I am fitting a double Gaussian to my data using scipy.optimize.curve_fit.
import scipy
from scipy.optimize import curve_fit
def gaussian(x, mu, sigma, A):
return A*np.exp(-(x-mu)**2/2/sigma**2)
def bimodal(x, mu1, sigma1, A1, mu2, sigma2, A2):
return gaussian(x, mu1, sigma1, A1)+gaussian(x, mu2, sigma2, A2)
def fit_gaussian(n_bins, data):
bin_heights, bin_borders = np.histogram(np.array(data), bins=n_bins, density=True)
bin_centers = bin_borders[:-1] + np.diff(bin_borders) / 2
popt, pcov = scipy.optimize.curve_fit(bimodal, xdata=bin_centers, ydata=bin_heights)
return bin_borders, popt
bins_fit, popt = fit_gaussian(n_bins=100, data=my_data])
What is the percentage of Gaussian 1 and the percentage of Gaussian 2 in this total population? Is it just A1/(A1+A2)*100 and A2/(A1+A2)*100 or do I need to correct for something?

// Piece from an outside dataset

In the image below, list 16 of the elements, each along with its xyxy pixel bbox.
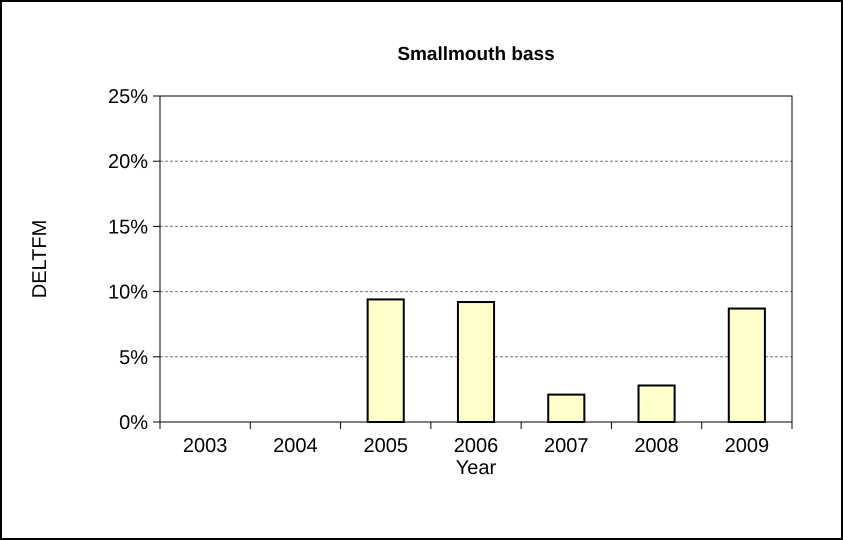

You need to include information about the sigma
information of each Gaussian. When you say percentage coming from each population, I think you are asking about the total counts (integral) in each Gaussian. For a Gaussian in your form, the integral is:
integral = A * np.sqrt(2*np.pi*sigma**2)
And then the percentage of the population will then be
integral1 / (integral1 + integral2) * 100